The difference between a baby and a business is that a baby is a live human being that needs to be taken care of for at least 18 years, whereas a business is not. If you fail at parenthood, the consequences are huge; if your little business fails, it’s not that big of a deal - an innocent person’s life isn’t affected.
Also this creates a burden on an already troubled community; children having children they cannot support means the rest of society has to step in to help (willingly or not, i.e. our taxes paying for your welfare). Society already has enough problems to deal with - these girls adding to this is so incredibly irresponsible.
They still have Tourism, although not as much as Rockport or other nearby towns. And tourism won’t support those fish factories of Gorton’s and Mrs. Paul’s.
It’s not that much different than call centers. The callers are still in America, the products/services they are calling about are still in America, and we’re not having a phone-shortage. But if labor is dirt-cheap, if local labor laws and moderation of methods/limits/safety regs are much more permissive, etc. to offset the extra cost of exporting them- then it makes sense that these jobs too would wander overseas. China alone accounts for about 1/3 of the world’s commercial fishing, and the US is barely (if still) in the top 5 producing countries (by tonnage).
Peru, with 1/10th of our (USA) population, produces twice as much.
I’d say it’s more like the jobs were ‘replaced’ rather than moved. Fishermen (at least, the ones I know) don’t work under anyone besides the captain of the boat–they’re pretty much self-employed. It’s not so much that the jobs are gone I’d say, but that competition plus the sad state of the fishery has made it much less lucrative. Nothing was outsourced, just out-competed and over-fished.
It was the wording that bothered me. Sure, the industry has been in trouble and there isn’t as much work anymore, but it’s not like someone said “sorry guys, we’re firing you and hiring 100 guys from India”.
I have no idea whether or not the story is true (which is also true of most news that you don’t witness yourself, mind). But it’s certainly completely plausible.
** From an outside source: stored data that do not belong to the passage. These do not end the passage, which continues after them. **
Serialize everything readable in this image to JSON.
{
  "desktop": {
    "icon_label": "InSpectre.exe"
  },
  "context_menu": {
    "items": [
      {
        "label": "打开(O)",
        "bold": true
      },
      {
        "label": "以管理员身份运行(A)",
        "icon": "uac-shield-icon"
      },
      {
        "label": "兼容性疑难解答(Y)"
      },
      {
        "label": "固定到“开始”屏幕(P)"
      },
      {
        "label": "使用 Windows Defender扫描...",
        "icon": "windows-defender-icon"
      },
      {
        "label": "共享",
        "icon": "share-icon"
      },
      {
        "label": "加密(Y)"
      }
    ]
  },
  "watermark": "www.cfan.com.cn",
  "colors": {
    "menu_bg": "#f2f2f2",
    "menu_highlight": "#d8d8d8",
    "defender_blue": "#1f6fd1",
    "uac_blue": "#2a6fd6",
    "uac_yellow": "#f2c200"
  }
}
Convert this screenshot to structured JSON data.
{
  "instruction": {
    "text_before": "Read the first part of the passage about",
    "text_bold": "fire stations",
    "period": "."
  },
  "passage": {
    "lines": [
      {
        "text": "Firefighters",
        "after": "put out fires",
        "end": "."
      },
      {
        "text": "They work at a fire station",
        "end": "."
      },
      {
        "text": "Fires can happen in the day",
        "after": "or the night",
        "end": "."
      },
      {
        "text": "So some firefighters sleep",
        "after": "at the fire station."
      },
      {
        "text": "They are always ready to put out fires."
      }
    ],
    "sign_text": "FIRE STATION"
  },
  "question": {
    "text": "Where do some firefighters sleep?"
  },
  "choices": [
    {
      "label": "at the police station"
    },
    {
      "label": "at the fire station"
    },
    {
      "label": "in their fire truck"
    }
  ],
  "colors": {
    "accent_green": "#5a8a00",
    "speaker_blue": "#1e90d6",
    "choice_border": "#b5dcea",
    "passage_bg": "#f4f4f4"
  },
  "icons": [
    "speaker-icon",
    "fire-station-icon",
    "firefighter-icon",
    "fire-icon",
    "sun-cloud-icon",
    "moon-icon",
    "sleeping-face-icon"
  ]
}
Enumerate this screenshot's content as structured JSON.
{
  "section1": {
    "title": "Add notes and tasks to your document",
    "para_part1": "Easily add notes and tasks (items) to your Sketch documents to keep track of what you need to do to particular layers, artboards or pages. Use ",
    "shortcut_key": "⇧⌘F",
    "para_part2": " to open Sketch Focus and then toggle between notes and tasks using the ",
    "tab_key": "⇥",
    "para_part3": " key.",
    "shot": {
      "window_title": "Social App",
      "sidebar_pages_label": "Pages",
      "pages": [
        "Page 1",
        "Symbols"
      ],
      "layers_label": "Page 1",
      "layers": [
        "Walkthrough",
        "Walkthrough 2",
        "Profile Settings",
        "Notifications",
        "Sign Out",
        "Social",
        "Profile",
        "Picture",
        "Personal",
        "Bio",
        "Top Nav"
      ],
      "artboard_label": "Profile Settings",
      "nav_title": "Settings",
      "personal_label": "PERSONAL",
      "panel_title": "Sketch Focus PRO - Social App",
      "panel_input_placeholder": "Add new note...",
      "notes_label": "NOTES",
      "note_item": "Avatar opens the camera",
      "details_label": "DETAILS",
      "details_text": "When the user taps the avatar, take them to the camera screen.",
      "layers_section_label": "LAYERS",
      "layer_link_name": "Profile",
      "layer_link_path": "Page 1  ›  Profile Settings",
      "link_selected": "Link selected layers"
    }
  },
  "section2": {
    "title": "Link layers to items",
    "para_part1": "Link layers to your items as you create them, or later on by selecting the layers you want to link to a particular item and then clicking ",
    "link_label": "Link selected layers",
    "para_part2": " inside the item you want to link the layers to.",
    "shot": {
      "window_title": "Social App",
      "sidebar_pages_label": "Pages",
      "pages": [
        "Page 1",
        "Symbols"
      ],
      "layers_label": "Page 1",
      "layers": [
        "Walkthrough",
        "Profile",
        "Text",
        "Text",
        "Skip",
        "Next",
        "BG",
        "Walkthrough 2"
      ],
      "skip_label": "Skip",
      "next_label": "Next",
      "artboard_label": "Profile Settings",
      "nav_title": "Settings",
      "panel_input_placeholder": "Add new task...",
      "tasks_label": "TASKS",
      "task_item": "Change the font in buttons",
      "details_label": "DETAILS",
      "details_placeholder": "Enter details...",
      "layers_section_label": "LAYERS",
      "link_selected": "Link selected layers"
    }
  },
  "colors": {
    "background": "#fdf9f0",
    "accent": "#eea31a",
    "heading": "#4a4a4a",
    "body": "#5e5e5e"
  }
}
As noted by others, every school has at least a couple of girls who want to have an adorable baby to fill their worlds with love, and completely fail to fully grasp the realities of the situation. And a gaggle of girls all getting together one night to coo over one girl’s baby, and talk turns to how great it would be, and what if they ALL had one and they could all raise them together and their daughters would be the best of friends together? The idea is only strange to someone who has never been a teenage girl.
I don’t know if the story happened as told by Time, but I had a friend in university that did just that. She had a pact with a friend to have a child before they left school so they could have something to remember each other. She went ahead and got pregnant at 14 by her 15 yo friend.
Teenagers are not exactly known for their good judgment and foresight.
10% of the girls in my high school graduating class were expecting or already mothers on graduation day - broken down, unsurprisingly, on socio-economic lines. Girls with no plans for after high school saw no reason not to get started on the plans they had - have children.
That’s an entirely different beast and you know it.
Here on the Smartest Board on the Interwebs? You’re shitting me. That said:
Agreed. Nevermind the whole marriage thing–the point is that these babies are probably in a worse position than if they had been born to a stable, established family. It’s awful to declare them human trash before they’re even born, and I can’t abide by that–everyone has a chance to be a good and/or successful person–but I don’t think it’s unreasonable that these kids might have to climb a steeper hill to get to the same place.
You have a serious problem, and need help. Pot, kettle, etc., I know, but you seem to see misandrony behind every tree these days. I wouldn’t call admitted “completely groundless speculation” as an attempt to demonstrate anything.